De afgelopen jaren hebben we gezien dat onze organisatie vooruitgang heeft geboekt bij het formuleren van en werken met strategische doelstellingen. Als universiteit hebben we een visie bepaald en een langere-termijn-strategie in lijn met onze missie en waarden. Deze strategie is deels geoperationaliseerd in een verzameling strategische doelstellingen met specifieke prioriteiten en in het Instellingsplan 2020-2025. Voor de komende drie tot vijf jaar zouden die strategische doelstellingen binnen alle faculteiten, instituten, scholen en diensten vertaald moeten worden naar meer concrete doelstellingen met expliciete maatregelen, metrieken, streefwaarden en prioriteiten.
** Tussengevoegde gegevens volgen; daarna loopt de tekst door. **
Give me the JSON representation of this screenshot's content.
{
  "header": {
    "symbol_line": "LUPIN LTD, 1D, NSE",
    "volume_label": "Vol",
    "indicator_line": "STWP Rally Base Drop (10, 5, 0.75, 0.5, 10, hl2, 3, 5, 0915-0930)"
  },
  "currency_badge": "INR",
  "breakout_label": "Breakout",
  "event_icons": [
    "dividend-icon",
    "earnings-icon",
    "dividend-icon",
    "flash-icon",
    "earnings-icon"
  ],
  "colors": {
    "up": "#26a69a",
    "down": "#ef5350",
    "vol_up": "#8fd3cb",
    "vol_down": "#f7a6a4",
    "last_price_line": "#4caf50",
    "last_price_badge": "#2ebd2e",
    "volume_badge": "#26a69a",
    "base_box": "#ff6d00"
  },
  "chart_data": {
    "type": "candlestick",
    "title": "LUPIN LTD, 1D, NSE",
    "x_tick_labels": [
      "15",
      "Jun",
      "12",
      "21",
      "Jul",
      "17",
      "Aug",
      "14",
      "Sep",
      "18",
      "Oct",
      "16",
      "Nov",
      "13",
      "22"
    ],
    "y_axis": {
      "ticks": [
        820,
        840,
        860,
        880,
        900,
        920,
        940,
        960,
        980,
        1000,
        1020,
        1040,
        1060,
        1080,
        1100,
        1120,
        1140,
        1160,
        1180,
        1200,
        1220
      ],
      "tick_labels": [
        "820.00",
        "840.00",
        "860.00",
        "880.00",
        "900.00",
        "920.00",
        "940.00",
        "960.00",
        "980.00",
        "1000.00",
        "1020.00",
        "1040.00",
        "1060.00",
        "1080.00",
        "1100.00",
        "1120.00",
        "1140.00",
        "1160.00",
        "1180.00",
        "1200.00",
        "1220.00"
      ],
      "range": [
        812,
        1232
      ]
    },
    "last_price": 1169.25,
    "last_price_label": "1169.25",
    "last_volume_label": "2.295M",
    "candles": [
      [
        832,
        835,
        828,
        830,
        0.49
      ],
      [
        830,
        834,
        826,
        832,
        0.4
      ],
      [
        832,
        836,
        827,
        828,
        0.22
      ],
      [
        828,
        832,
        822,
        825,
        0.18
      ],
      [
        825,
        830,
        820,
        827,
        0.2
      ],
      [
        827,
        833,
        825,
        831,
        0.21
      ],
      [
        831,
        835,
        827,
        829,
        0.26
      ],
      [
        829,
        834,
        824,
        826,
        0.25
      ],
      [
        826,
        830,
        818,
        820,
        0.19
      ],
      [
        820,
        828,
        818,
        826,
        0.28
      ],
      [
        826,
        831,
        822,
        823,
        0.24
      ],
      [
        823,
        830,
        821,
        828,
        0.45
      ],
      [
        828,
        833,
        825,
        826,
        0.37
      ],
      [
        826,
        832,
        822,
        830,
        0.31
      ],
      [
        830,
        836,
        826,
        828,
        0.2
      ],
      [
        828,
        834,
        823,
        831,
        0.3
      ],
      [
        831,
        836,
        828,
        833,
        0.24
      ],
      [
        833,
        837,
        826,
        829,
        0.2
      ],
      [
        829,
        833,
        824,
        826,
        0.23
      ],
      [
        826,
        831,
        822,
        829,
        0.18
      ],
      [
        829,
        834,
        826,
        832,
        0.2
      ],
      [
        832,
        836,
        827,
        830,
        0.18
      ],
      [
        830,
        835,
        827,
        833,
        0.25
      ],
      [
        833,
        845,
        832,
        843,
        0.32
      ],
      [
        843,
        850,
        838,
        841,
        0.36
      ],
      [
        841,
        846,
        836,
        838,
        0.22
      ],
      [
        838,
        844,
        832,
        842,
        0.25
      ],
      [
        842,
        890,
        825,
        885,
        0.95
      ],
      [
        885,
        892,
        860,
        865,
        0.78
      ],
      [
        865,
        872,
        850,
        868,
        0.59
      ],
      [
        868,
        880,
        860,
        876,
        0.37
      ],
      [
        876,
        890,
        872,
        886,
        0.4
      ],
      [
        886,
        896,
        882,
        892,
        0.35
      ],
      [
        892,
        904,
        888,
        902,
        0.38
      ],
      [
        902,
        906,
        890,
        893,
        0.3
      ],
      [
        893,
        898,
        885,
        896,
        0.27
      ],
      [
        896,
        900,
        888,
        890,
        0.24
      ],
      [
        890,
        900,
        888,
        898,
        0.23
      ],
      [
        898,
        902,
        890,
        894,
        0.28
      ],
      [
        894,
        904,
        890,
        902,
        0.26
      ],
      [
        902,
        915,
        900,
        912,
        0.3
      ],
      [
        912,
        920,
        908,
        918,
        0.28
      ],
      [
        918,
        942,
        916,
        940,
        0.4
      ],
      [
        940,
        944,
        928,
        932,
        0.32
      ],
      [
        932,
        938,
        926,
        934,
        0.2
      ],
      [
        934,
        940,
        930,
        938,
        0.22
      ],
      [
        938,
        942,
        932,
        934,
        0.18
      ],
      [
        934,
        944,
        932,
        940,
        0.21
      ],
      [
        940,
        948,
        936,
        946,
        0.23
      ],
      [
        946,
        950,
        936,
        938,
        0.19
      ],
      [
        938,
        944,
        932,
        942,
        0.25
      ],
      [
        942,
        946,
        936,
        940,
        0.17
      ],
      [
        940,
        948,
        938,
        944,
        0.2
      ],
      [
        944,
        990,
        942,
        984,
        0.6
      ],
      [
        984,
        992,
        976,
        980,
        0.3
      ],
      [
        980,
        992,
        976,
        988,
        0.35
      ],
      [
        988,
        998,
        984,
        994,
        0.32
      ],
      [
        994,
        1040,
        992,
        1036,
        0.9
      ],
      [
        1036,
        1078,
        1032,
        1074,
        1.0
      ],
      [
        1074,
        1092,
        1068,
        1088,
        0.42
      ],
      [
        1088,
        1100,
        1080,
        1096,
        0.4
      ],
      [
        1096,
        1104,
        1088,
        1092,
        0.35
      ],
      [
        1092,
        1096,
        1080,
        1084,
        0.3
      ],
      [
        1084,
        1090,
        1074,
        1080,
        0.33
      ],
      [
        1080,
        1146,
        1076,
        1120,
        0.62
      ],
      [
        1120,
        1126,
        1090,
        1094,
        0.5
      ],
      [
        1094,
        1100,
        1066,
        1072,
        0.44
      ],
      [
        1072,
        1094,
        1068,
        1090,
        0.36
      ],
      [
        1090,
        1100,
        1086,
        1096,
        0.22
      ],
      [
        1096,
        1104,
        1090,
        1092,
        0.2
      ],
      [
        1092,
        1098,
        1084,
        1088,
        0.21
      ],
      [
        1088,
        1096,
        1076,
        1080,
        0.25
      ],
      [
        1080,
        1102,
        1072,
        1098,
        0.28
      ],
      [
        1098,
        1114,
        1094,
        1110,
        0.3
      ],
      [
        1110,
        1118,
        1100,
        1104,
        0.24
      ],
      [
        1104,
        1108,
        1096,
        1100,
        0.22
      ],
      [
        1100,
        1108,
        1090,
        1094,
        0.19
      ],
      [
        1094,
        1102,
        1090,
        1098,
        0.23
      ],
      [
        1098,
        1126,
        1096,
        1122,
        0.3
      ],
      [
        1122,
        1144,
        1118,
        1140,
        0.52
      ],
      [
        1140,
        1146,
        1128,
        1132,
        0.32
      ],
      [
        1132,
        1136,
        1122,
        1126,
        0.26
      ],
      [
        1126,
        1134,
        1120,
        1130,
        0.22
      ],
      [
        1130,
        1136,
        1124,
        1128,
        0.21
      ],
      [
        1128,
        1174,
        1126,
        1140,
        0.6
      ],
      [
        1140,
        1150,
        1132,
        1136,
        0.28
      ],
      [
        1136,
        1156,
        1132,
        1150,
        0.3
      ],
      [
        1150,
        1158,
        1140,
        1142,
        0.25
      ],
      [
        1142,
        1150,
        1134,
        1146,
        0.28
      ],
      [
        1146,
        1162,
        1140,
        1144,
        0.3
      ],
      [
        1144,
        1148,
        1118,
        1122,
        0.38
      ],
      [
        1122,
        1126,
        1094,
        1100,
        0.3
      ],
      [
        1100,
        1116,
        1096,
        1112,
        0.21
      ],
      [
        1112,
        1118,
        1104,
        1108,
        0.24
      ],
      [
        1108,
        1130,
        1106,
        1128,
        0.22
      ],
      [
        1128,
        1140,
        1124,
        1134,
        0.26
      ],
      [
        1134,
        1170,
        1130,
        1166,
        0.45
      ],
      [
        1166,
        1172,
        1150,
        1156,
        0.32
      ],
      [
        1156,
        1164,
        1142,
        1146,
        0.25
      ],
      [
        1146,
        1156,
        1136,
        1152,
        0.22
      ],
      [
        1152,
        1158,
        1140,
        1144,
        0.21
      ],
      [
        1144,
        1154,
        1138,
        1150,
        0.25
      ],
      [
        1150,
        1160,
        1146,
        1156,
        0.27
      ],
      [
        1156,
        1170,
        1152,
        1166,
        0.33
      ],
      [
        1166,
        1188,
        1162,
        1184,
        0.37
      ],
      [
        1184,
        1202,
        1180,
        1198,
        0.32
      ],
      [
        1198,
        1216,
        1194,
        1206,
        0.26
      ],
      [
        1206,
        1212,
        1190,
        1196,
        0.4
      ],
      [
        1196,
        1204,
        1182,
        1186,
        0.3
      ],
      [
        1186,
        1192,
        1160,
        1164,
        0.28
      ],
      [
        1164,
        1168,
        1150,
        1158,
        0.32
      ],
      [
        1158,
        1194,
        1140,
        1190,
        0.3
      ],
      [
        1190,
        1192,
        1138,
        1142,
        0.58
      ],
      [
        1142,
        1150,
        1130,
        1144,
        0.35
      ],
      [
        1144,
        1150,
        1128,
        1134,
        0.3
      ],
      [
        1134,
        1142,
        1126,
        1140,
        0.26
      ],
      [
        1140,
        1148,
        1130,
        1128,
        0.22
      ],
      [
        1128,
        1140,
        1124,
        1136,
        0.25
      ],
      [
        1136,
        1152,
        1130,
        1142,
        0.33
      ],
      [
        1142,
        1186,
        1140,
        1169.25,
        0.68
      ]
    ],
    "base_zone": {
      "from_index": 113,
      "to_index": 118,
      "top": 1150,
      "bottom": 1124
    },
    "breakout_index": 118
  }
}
Dat moet gebeuren met een menselijke maat. Elke maatregel daarbij moet SMART - specifiek, meetbaar, acceptabel, realistisch, tijdsgebonden - zijn. Uiteindelijk moeten de maatregelen niet alleen leiden tot de verwachte output, maar ook tot het verwachte effect van het gebruik van die output. Het theoretisch ‘behalen’ van een student-staf ratio van 17:1 wil nog niet zeggen dat studenten die beoogde hoeveelheid persoonlijke aandacht ook daadwerkelijk krijgen.
Dit is dus niet een kwestie van het College van Bestuur, maar van alle faculteiten, instituten, scholen, en diensten; een kwestie van ons allemaal, medewerkers en studenten. Zorg dat je gehoord wordt!